To enable VPN tunneling, the Dataiku instance needs to be restarted. This operation could take up to 15 minutes.

VPN IPsec#

You can connect to your on-premise data sources using a site-to-site VPN leveraging the IPsec protocol.

Important

  • VPN IPsec is not available in all Dataiku plans. You may need to reach out to your Dataiku Account Manager or Customer Success Manager.

  • You must allow Dataiku Cloud Public IPs to reach your VPN Gateway device. These IP addresses depend on your Dataiku Cloud region and are listed in the Launchpad connection forms.

Create your configuration file#

Each VPN tunnel configuration tends to have unique edge cases. We strongly recommend that you contact the Dataiku account team to complete this configuration.

Create your secrets file#

Currently, only secret key authentication is supported for IPSec. The secrets.conf file should appear as below:

# ipsec.secrets =this file holds shared secrets for authentication.
: PSK "your_secret_key"

Add the extension on your Launchpad#

Once you have created the required configuration and secrets files, you can actually create the extension on your Launchpad. If you need to create tunnels for both Design and Automation nodes, you will have to create separate configs.

To configure the VPN:

  1. Go to Launchpad’s Extensions panel.

  2. Add the IPsec extension.

  3. Input your created configuration and secrets files for all required nodes.

  4. If needed, you can enable the source address translation. This will allow you to select the specific IP used by your Dataiku Cloud instance traffic.

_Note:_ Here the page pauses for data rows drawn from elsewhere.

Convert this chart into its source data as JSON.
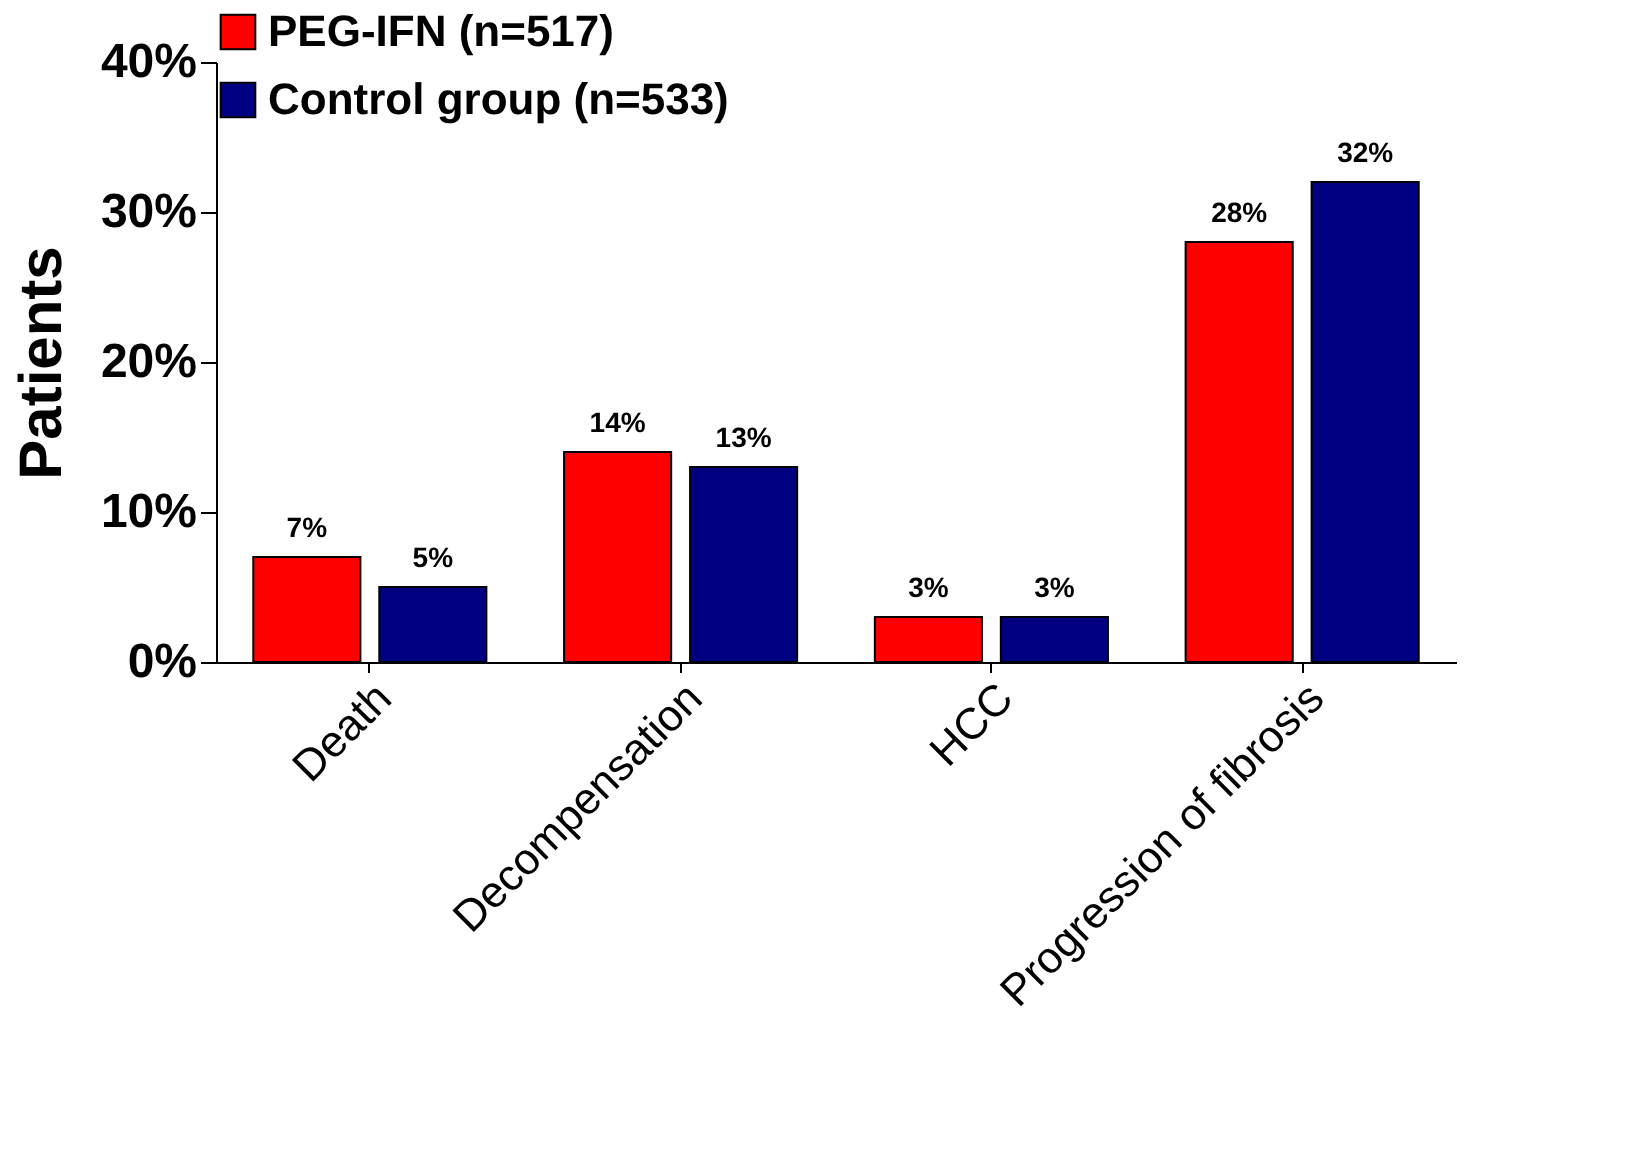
{
  "chart_data": {
    "type": "bar",
    "ylabel": "Patients",
    "categories": [
      "Death",
      "Decompensation",
      "HCC",
      "Progression of fibrosis"
    ],
    "series": [
      {
        "name": "PEG-IFN (n=517)",
        "color": "#ff0000",
        "values": [
          7,
          14,
          3,
          28
        ],
        "value_labels": [
          "7%",
          "14%",
          "3%",
          "28%"
        ]
      },
      {
        "name": "Control group (n=533)",
        "color": "#000080",
        "values": [
          5,
          13,
          3,
          32
        ],
        "value_labels": [
          "5%",
          "13%",
          "3%",
          "32%"
        ]
      }
    ],
    "ylim": [
      0,
      40
    ],
    "yticks": [
      {
        "value": 0,
        "label": "0%"
      },
      {
        "value": 10,
        "label": "10%"
      },
      {
        "value": 20,
        "label": "20%"
      },
      {
        "value": 30,
        "label": "30%"
      },
      {
        "value": 40,
        "label": "40%"
      }
    ],
    "grid": false,
    "legend": "top"
  }
}
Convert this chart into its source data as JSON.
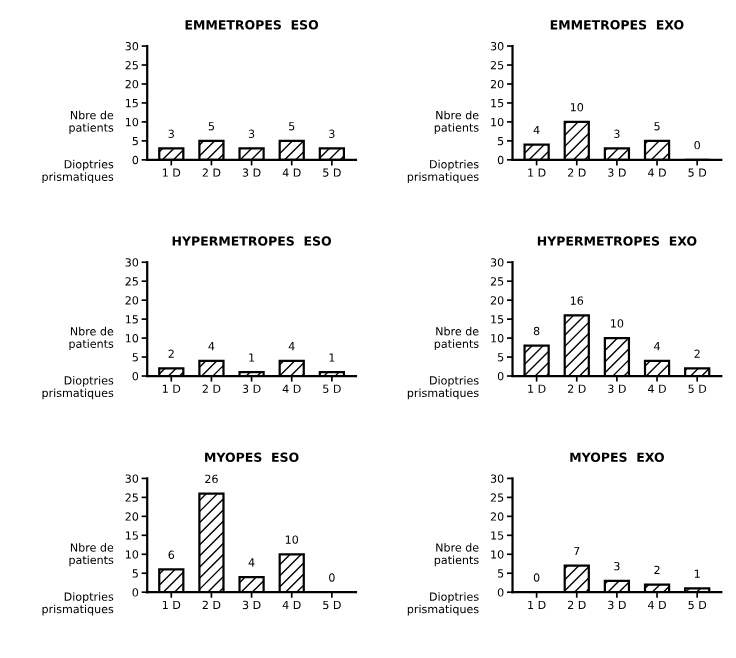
{
  "chart_data": [
    {
      "type": "bar",
      "title": "EMMETROPES  ESO",
      "ylabel": "Nbre de\npatients",
      "xlabel": "Dioptries\nprismatiques",
      "categories": [
        "1 D",
        "2 D",
        "3 D",
        "4 D",
        "5 D"
      ],
      "values": [
        3,
        5,
        3,
        5,
        3
      ],
      "color": "#000000",
      "ylim": [
        0,
        30
      ],
      "yticks": [
        0,
        5,
        10,
        15,
        20,
        25,
        30
      ],
      "data_labels": true,
      "grid": false,
      "legend": false
    },
    {
      "type": "bar",
      "title": "EMMETROPES  EXO",
      "ylabel": "Nbre de\npatients",
      "xlabel": "Dioptries\nprismatiques",
      "categories": [
        "1 D",
        "2 D",
        "3 D",
        "4 D",
        "5 D"
      ],
      "values": [
        4,
        10,
        3,
        5,
        0
      ],
      "color": "#000000",
      "ylim": [
        0,
        30
      ],
      "yticks": [
        0,
        5,
        10,
        15,
        20,
        25,
        30
      ],
      "data_labels": true,
      "grid": false,
      "legend": false
    },
    {
      "type": "bar",
      "title": "HYPERMETROPES  ESO",
      "ylabel": "Nbre de\npatients",
      "xlabel": "Dioptries\nprismatiques",
      "categories": [
        "1 D",
        "2 D",
        "3 D",
        "4 D",
        "5 D"
      ],
      "values": [
        2,
        4,
        1,
        4,
        1
      ],
      "color": "#000000",
      "ylim": [
        0,
        30
      ],
      "yticks": [
        0,
        5,
        10,
        15,
        20,
        25,
        30
      ],
      "data_labels": true,
      "grid": false,
      "legend": false
    },
    {
      "type": "bar",
      "title": "HYPERMETROPES  EXO",
      "ylabel": "Nbre de\npatients",
      "xlabel": "Dioptries\nprismatiques",
      "categories": [
        "1 D",
        "2 D",
        "3 D",
        "4 D",
        "5 D"
      ],
      "values": [
        8,
        16,
        10,
        4,
        2
      ],
      "color": "#000000",
      "ylim": [
        0,
        30
      ],
      "yticks": [
        0,
        5,
        10,
        15,
        20,
        25,
        30
      ],
      "data_labels": true,
      "grid": false,
      "legend": false
    },
    {
      "type": "bar",
      "title": "MYOPES  ESO",
      "ylabel": "Nbre de\npatients",
      "xlabel": "Dioptries\nprismatiques",
      "categories": [
        "1 D",
        "2 D",
        "3 D",
        "4 D",
        "5 D"
      ],
      "values": [
        6,
        26,
        4,
        10,
        0
      ],
      "color": "#000000",
      "ylim": [
        0,
        30
      ],
      "yticks": [
        0,
        5,
        10,
        15,
        20,
        25,
        30
      ],
      "data_labels": true,
      "grid": false,
      "legend": false
    },
    {
      "type": "bar",
      "title": "MYOPES  EXO",
      "ylabel": "Nbre de\npatients",
      "xlabel": "Dioptries\nprismatiques",
      "categories": [
        "1 D",
        "2 D",
        "3 D",
        "4 D",
        "5 D"
      ],
      "values": [
        0,
        7,
        3,
        2,
        1
      ],
      "color": "#000000",
      "ylim": [
        0,
        30
      ],
      "yticks": [
        0,
        5,
        10,
        15,
        20,
        25,
        30
      ],
      "data_labels": true,
      "grid": false,
      "legend": false
    }
  ]
}
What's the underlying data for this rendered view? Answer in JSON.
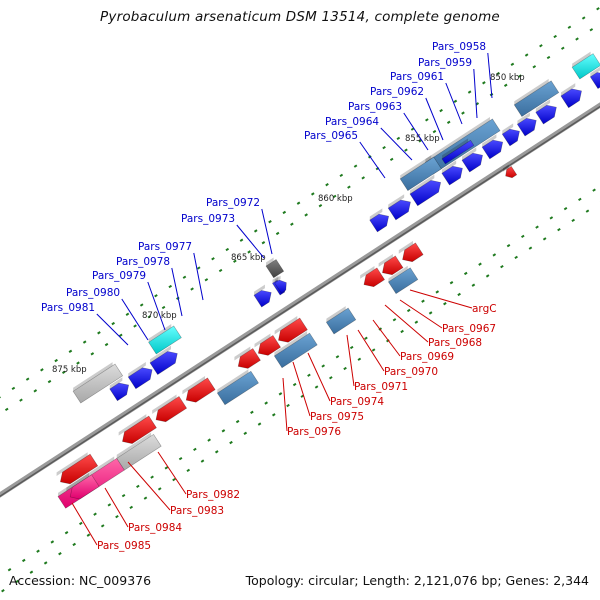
{
  "title": "Pyrobaculum arsenaticum DSM 13514, complete genome",
  "footer": {
    "accession": "Accession: NC_009376",
    "summary": "Topology: circular; Length: 2,121,076 bp; Genes: 2,344"
  },
  "colors": {
    "forward": "#0000ee",
    "reverse": "#ee0000",
    "cds": "#4a84b8",
    "rna": "#00e5e5",
    "pseudo": "#b8b8b8",
    "pink": "#ff2d8a",
    "dark": "#555555",
    "axis": "#7a7a7a",
    "tick": "#1f7a1f"
  },
  "kbp_ticks": [
    "850 kbp",
    "855 kbp",
    "860 kbp",
    "865 kbp",
    "870 kbp",
    "875 kbp"
  ],
  "labels_top": [
    "Pars_0958",
    "Pars_0959",
    "Pars_0961",
    "Pars_0962",
    "Pars_0963",
    "Pars_0964",
    "Pars_0965",
    "Pars_0972",
    "Pars_0973",
    "Pars_0977",
    "Pars_0978",
    "Pars_0979",
    "Pars_0980",
    "Pars_0981"
  ],
  "labels_bottom": [
    "argC",
    "Pars_0967",
    "Pars_0968",
    "Pars_0969",
    "Pars_0970",
    "Pars_0971",
    "Pars_0974",
    "Pars_0975",
    "Pars_0976",
    "Pars_0982",
    "Pars_0983",
    "Pars_0984",
    "Pars_0985"
  ]
}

  5. Set the internal IP of your database as the host parameter for the connections that use the VPN tunnel.

Note

  • The translated address should be in the format A.B.C.D/M=X.Y.Z.T, where A.B.C.D/M is the target subnet and X.Y.Z.T is the NAT gateway address.

  • For example, if your target subnet is 192.168.20.0/24 and you expect traffic to come from 192.168.10.1, the translated address should be 192.168.20.0/24=192.168.10.1.